As noted above, the October Letter modified the criteria the CFTC previously put forward in its May Letter as necessary for no-action relief. The October Letter’s criteria for self-executing exemptive relief from CPO registration for Delegating CPOs include:

1a. The Delegating CPO has delegated to the Designated CPO all of its investment management authority with respect to the commodity pool; provided, however, that a third party, who is registered as a CTA or is exempt from such registration, may be delegated to serve as investment manager of the pool;

1b. The Delegating CPO does not participate in the solicitation of participants for the pool; except, as noted above, such solicitation is allowed when conducted by a person that is registered as an associated person of the Designated CPO or is exempt from registration as such pursuant to the Commodity Exchange Act (the “CEA”) or the CFTC’s regulations and such solicitation is conducted by the associated person solely in its capacity as an associated person of the Designated CPO; and

1c. The Delegating CPO does not manage any property of the pool; provided, however, that a principal or employee of the Designated CPO or of a CTA of the pool may have management responsibilities so long as the responsibility is only exercised in such person’s capacity as a principal or employee of the Designated CPO or CTA and such activities are supervised.

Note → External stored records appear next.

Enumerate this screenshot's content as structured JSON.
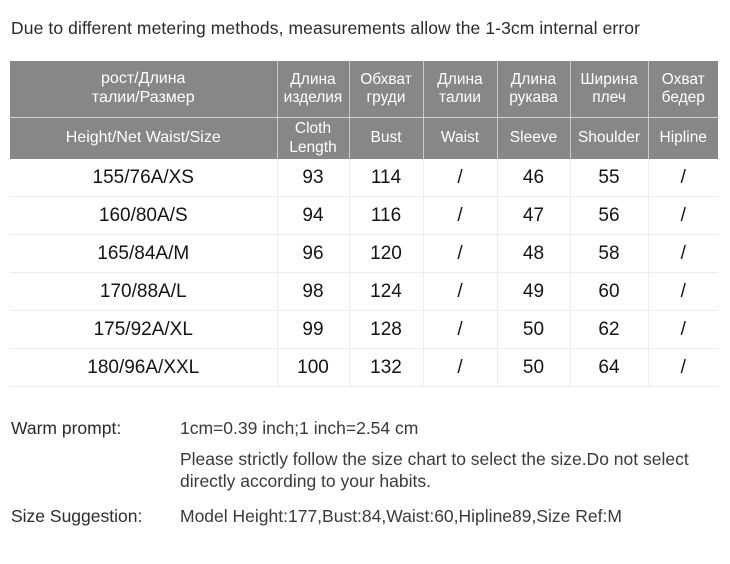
{
  "top_note": "Due to different metering methods, measurements allow the 1-3cm internal error",
  "table": {
    "header_ru": [
      "рост/Длина талии/Размер",
      "Длина изделия",
      "Обхват груди",
      "Длина талии",
      "Длина рукава",
      "Ширина плеч",
      "Охват бедер"
    ],
    "header_ru_lines": [
      [
        "рост/Длина",
        "талии/Размер"
      ],
      [
        "Длина",
        "изделия"
      ],
      [
        "Обхват",
        "груди"
      ],
      [
        "Длина",
        "талии"
      ],
      [
        "Длина",
        "рукава"
      ],
      [
        "Ширина",
        "плеч"
      ],
      [
        "Охват",
        "бедер"
      ]
    ],
    "header_en": [
      "Height/Net  Waist/Size",
      "Cloth Length",
      "Bust",
      "Waist",
      "Sleeve",
      "Shoulder",
      "Hipline"
    ],
    "header_en_lines": [
      [
        "Height/Net  Waist/Size"
      ],
      [
        "Cloth",
        "Length"
      ],
      [
        "Bust"
      ],
      [
        "Waist"
      ],
      [
        "Sleeve"
      ],
      [
        "Shoulder"
      ],
      [
        "Hipline"
      ]
    ],
    "rows": [
      {
        "size": "155/76A/XS",
        "cloth_length": "93",
        "bust": "114",
        "waist": "/",
        "sleeve": "46",
        "shoulder": "55",
        "hipline": "/"
      },
      {
        "size": "160/80A/S",
        "cloth_length": "94",
        "bust": "116",
        "waist": "/",
        "sleeve": "47",
        "shoulder": "56",
        "hipline": "/"
      },
      {
        "size": "165/84A/M",
        "cloth_length": "96",
        "bust": "120",
        "waist": "/",
        "sleeve": "48",
        "shoulder": "58",
        "hipline": "/"
      },
      {
        "size": "170/88A/L",
        "cloth_length": "98",
        "bust": "124",
        "waist": "/",
        "sleeve": "49",
        "shoulder": "60",
        "hipline": "/"
      },
      {
        "size": "175/92A/XL",
        "cloth_length": "99",
        "bust": "128",
        "waist": "/",
        "sleeve": "50",
        "shoulder": "62",
        "hipline": "/"
      },
      {
        "size": "180/96A/XXL",
        "cloth_length": "100",
        "bust": "132",
        "waist": "/",
        "sleeve": "50",
        "shoulder": "64",
        "hipline": "/"
      }
    ]
  },
  "footer": {
    "warm_prompt_label": "Warm prompt:",
    "warm_prompt_value": "1cm=0.39 inch;1 inch=2.54 cm",
    "detail_text": "Please strictly follow the size chart  to select the size.Do not select directly according to your habits.",
    "size_suggestion_label": "Size Suggestion:",
    "size_suggestion_value": "Model Height:177,Bust:84,Waist:60,Hipline89,Size Ref:M"
  },
  "colors": {
    "header_bg": "#878787",
    "header_text": "#ffffff",
    "body_text": "#141414",
    "note_text": "#2b2b2b",
    "row_divider": "#ededed",
    "header_divider": "#c9c9c9",
    "page_bg": "#ffffff"
  }
}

  1. The Designated CPO is registered as a CPO.
  2. The Delegating CPO is not subject to a statutory disqualification.1
  3. There is a business purpose for the Designated CPO being a separate entity from the Delegating CPO other than to avoid registration.
  4. The Designated CPO maintains the books and records of the Delegating CPO.
  5. If the Delegating CPO and the Designated CPO are both entities, then one CPO must control or be under common control with the other CPO.
  6. If a Delegating CPO is an entity (or a natural person who is not an Unaffiliated Board Member), then the Delegating CPO and Designated CPO have agreed to be jointly and severally liable for CEA and CFTC violations with regard to the pool.2
  7. If a Delegating CPO is an Unaffiliated Board Member, then it remains fully responsible as a board member in accordance with the laws under which the commodity pool is established.3

Situations that do not fall within the self-executing approach may still be eligible for relief by submitting a no-action letter request to the Division; however, the Division will review such requests on a case-by-case basis.